[Python-ideas] Rehabilating reduce (as "fold")

Joshua Landau joshua at landau.ws
Fri Jul 12 13:58:13 CEST 2013


On 12 July 2013 11:36, Haoyi Li <haoyi.sg at gmail.com> wrote:
> I'd be all for increasing usage of fold and reduce, and higher order
> combinators in general, but wasn't it always a somewhat philosophical issue
> that kept lambdas intentionally verbose/crippled and discouraged usage of
> Higher-Order-Functions when direct imperative code (i.e. loops) works? I've
> always felt reduce() being banished was but a small facet of this overall
> philosophy, and not so much because it was individually difficult to use.
>
>> data = fold("+=", [], iterables)
>
> Seems like a terrible hack to me =( it brings back memories of my PHP days
> where "first class functions" meant you passed in the functions name as a
> string which got concatted-around and eval-ed. We all laughed at how badly
> they designed the language to have it end up like that.
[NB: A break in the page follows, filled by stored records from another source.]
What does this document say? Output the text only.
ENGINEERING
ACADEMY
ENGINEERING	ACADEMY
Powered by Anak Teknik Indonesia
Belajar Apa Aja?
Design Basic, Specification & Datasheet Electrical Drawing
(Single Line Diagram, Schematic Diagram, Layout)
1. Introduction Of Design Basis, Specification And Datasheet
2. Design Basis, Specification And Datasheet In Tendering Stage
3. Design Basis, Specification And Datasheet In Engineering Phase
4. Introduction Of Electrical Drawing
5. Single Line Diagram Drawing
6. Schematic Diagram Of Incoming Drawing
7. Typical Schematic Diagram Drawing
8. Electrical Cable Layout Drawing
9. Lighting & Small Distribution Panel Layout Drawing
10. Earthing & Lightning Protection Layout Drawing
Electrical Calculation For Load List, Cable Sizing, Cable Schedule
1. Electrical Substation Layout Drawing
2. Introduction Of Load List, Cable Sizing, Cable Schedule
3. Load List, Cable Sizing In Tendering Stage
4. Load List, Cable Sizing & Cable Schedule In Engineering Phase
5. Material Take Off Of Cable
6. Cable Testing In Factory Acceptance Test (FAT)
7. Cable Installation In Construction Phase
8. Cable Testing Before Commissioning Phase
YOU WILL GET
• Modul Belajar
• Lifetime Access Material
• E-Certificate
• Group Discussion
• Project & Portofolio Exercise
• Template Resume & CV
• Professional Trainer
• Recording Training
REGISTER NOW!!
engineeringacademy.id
Naturally, it is the
> path of least resistance, since it could be implemented with existing
> language features (i.e. `eval`, which can implement anything really) but it
> would leave a sour taste in my mouth every time i use it.
>
> I would much prefer the somewhat-more-difficult route of modifying the
> parser to let `a += b` be an expression, and then you could write
>
> data = fold(lambda a, b: a += b, [], iterables)
>
> or even groovy/scala/mathematica style
>
> data = fold(_ += _, [], iterables)
>
> Which is a lot further (implementation wise) from where we are now, and 2
> characters more verbose, but it would be far more generally usable than a
> one-off "let's pass in operators as strings and concat/eval them" rule.